Shera served as a member of the NHS Independent Reconfiguration Panel and is an experienced Medical Director and Chief Clinical Information Officer. She is also a trustee of the Island Health Trust and an advisor to the Wellcome Trust Understanding Patient Data group.
Shera studied at the Institute of Healthcare Improvement and the Harvard School of Public Health, focusing on quality improvement, community engagement and leading change and was seconded by the NHS to work with Crossrail. She has completed an M.B.A., M.A. in Inter-professional Education and a Nuffield Trust Fellowship on cross-organisational learning with Sunderland Athletic Football Club.
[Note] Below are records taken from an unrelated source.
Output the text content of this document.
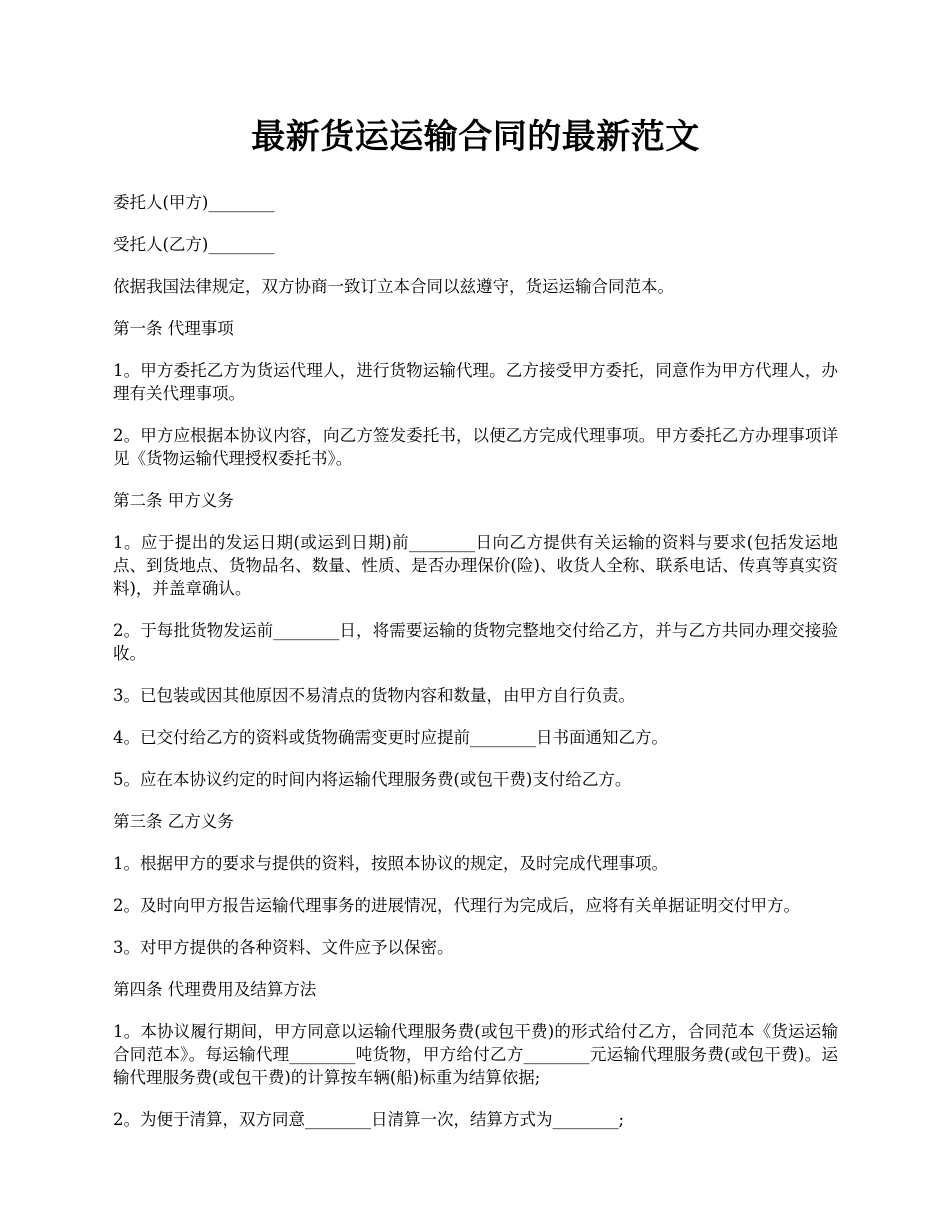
最新货运运输合同的最新范文

委托人(甲方)________

受托人(乙方)________

依据我国法律规定，双方协商一致订立本合同以兹遵守，货运运输合同范本。

第一条 代理事项

1。甲方委托乙方为货运代理人，进行货物运输代理。乙方接受甲方委托，同意作为甲方代理人，办理有关代理事项。

2。甲方应根据本协议内容，向乙方签发委托书，以便乙方完成代理事项。甲方委托乙方办理事项详见《货物运输代理授权委托书》。

第二条 甲方义务

1。应于提出的发运日期(或运到日期)前________日向乙方提供有关运输的资料与要求(包括发运地点、到货地点、货物品名、数量、性质、是否办理保价(险)、收货人全称、联系电话、传真等真实资料)，并盖章确认。

2。于每批货物发运前________日，将需要运输的货物完整地交付给乙方，并与乙方共同办理交接验收。

3。已包装或因其他原因不易清点的货物内容和数量，由甲方自行负责。

4。已交付给乙方的资料或货物确需变更时应提前________日书面通知乙方。

5。应在本协议约定的时间内将运输代理服务费(或包干费)支付给乙方。

第三条 乙方义务

1。根据甲方的要求与提供的资料，按照本协议的规定，及时完成代理事项。

2。及时向甲方报告运输代理事务的进展情况，代理行为完成后，应将有关单据证明交付甲方。

3。对甲方提供的各种资料、文件应予以保密。

第四条 代理费用及结算方法

1。本协议履行期间，甲方同意以运输代理服务费(或包干费)的形式给付乙方，合同范本《货运运输合同范本》。每运输代理________吨货物，甲方给付乙方________元运输代理服务费(或包干费)。运输代理服务费(或包干费)的计算按车辆(船)标重为结算依据;

2。为便于清算，双方同意________日清算一次，结算方式为________;
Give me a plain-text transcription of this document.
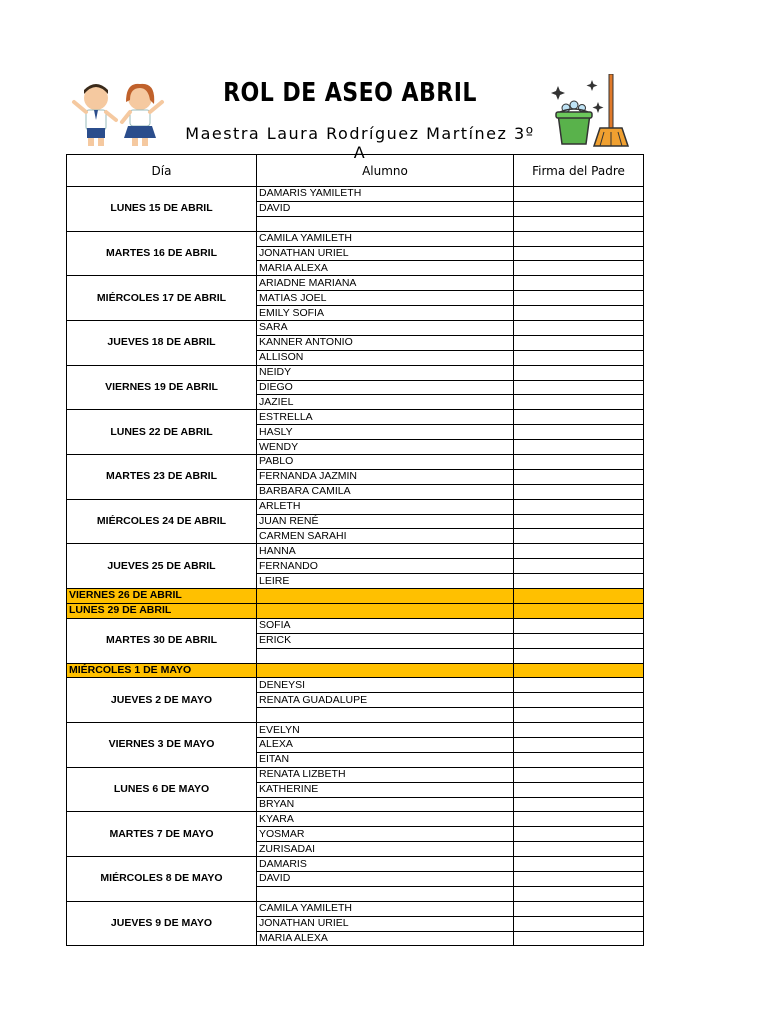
ROL DE ASEO ABRIL
Maestra Laura Rodríguez Martínez 3º A
Día	Alumno	Firma del Padre
LUNES 15 DE ABRIL	DAMARIS YAMILETH	
	DAVID	

MARTES 16 DE ABRIL	CAMILA YAMILETH	
	JONATHAN URIEL	
	MARIA ALEXA	
MIÉRCOLES 17 DE ABRIL	ARIADNE MARIANA	
	MATIAS JOEL	
	EMILY SOFIA	
JUEVES 18 DE ABRIL	SARA	
	KANNER ANTONIO	
	ALLISON	
VIERNES 19 DE ABRIL	NEIDY	
	DIEGO	
	JAZIEL	
LUNES 22 DE ABRIL	ESTRELLA	
	HASLY	
	WENDY	
MARTES 23 DE ABRIL	PABLO	
	FERNANDA JAZMIN	
	BARBARA CAMILA	
MIÉRCOLES 24 DE ABRIL	ARLETH	
	JUAN RENÉ	
	CARMEN SARAHI	
JUEVES 25 DE ABRIL	HANNA	
	FERNANDO	
	LEIRE	
VIERNES 26 DE ABRIL		
LUNES 29 DE ABRIL		
MARTES 30 DE ABRIL	SOFIA	
	ERICK	

MIÉRCOLES 1 DE MAYO		
JUEVES 2 DE MAYO	DENEYSI	
	RENATA GUADALUPE	

VIERNES 3 DE MAYO	EVELYN	
	ALEXA	
	EITAN	
LUNES 6 DE MAYO	RENATA LIZBETH	
	KATHERINE	
	BRYAN	
MARTES 7 DE MAYO	KYARA	
	YOSMAR	
	ZURISADAI	
MIÉRCOLES 8 DE MAYO	DAMARIS	
	DAVID	

JUEVES 9 DE MAYO	CAMILA YAMILETH	
	JONATHAN URIEL	
	MARIA ALEXA	
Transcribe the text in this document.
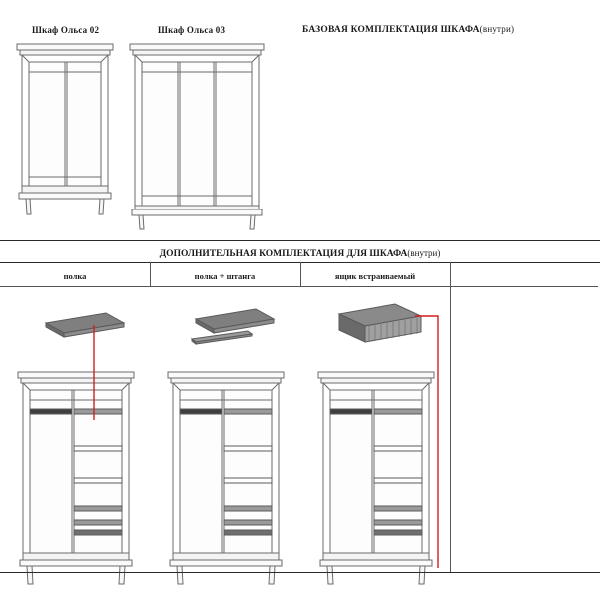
Шкаф Ольса 02	Шкаф Ольса 03	БАЗОВАЯ КОМПЛЕКТАЦИЯ ШКАФА(внутри)
ДОПОЛНИТЕЛЬНАЯ КОМПЛЕКТАЦИЯ ДЛЯ ШКАФА(внутри)
полка	полка + штанга	ящик встраиваемый
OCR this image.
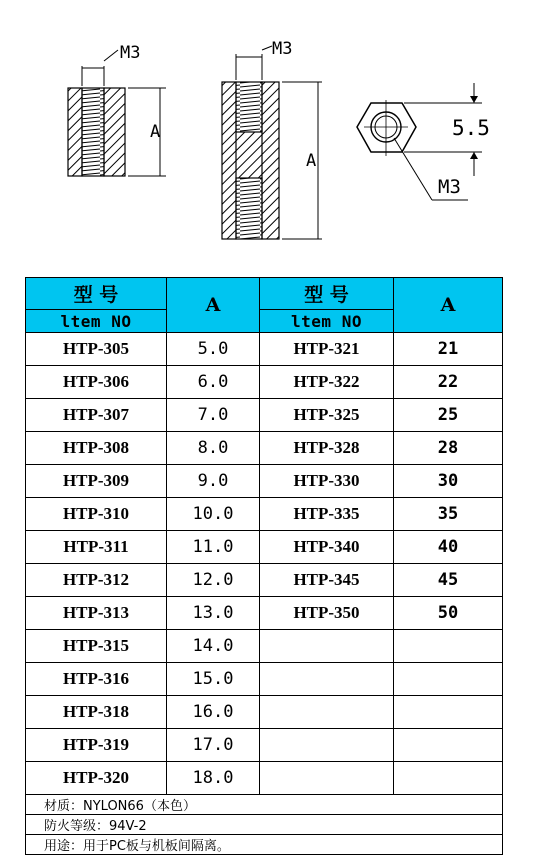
M3
A
M3
A
5.5
M3
型 号	A	型 号	A
ltem NO		ltem NO	
HTP-305	5.0	HTP-321	21
HTP-306	6.0	HTP-322	22
HTP-307	7.0	HTP-325	25
HTP-308	8.0	HTP-328	28
HTP-309	9.0	HTP-330	30
HTP-310	10.0	HTP-335	35
HTP-311	11.0	HTP-340	40
HTP-312	12.0	HTP-345	45
HTP-313	13.0	HTP-350	50
HTP-315	14.0		
HTP-316	15.0		
HTP-318	16.0		
HTP-319	17.0		
HTP-320	18.0		
材质：NYLON66（本色）			
防火等级：94V-2			
用途：用于PC板与机板间隔离。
Described as ‘a dynamic driver for inclusive leadership’ by a number of senior figures across the health care economy. Nesta Williams, a transformative leader is currently an Equality Engagement and Organisational Development Consultant. She is a clinical expert in primary care and has worked across a number of specialisms and environments including prisons. Nesta is a specialist advisor in workforce planning. Nesta’s research interests are focused on systems leadership and whole systems change. She has developed a new model which examines ways to maximise the benefits of collaborative working across professional and multi-disciplinary boundaries.
Social Worker & Team Manager at Haringey Council in partnership with BEH Mental Health Trust.
Edith is an approved mental health professional (AMHP) who has worked in the industry since 1996.
She is passionate about creating an NHS and local authority that are fair places for all people using the services – particularly those suffering from mental illness and from BAME backgrounds.
Edith has used her role to address the unfair assessment and detention of BAME people who are over-represented in mental health admissions.
She has extensive experience working under the guidance of the Mental Health Act (MHA) in coordinating mental health act assessments and making applications for the detention of individuals suffering from a mental disorder in a hospital – bound by the Code of Practice.
In 2016, she joined the North Essex Partnership Trust and established its first BAME Network. She has been working with BAME Networks ever since to ensure a fairer NHS.
In 2018, Edith was nominated for a BAME inspirational leader award at the 2018 Windrush Awards and also won an award for Equality and Diversity RCN in 2018.
Dalwardin Babu is a distinguished and highly experienced former police officer, serving for more than 30 years in the Metropolitan Police and the former borough commander of Harrow.
Dal has extensive board level experience in policing, community safety, child and adult safeguarding, and also particular interest and expertise in equality and diversity and mental health law.
He was the first chair of the National Association of Muslim Police which worked with home secretaries, chief constables and community leaders and in 2010 he was elected to the National Police Superintendent Association of England and Wales.
In 2010 he was awarded an OBE for services to the police and communities. Other awards include: the London High Sheriff Award for work with young people (2011), and the London Peace Award for community engagement (2011).
Dal is a director of a school academy and a trustee for Médecins Sans Frontières, House of Illustration, and the Artichoke and Comedy School. He is involved with a number of charities in London.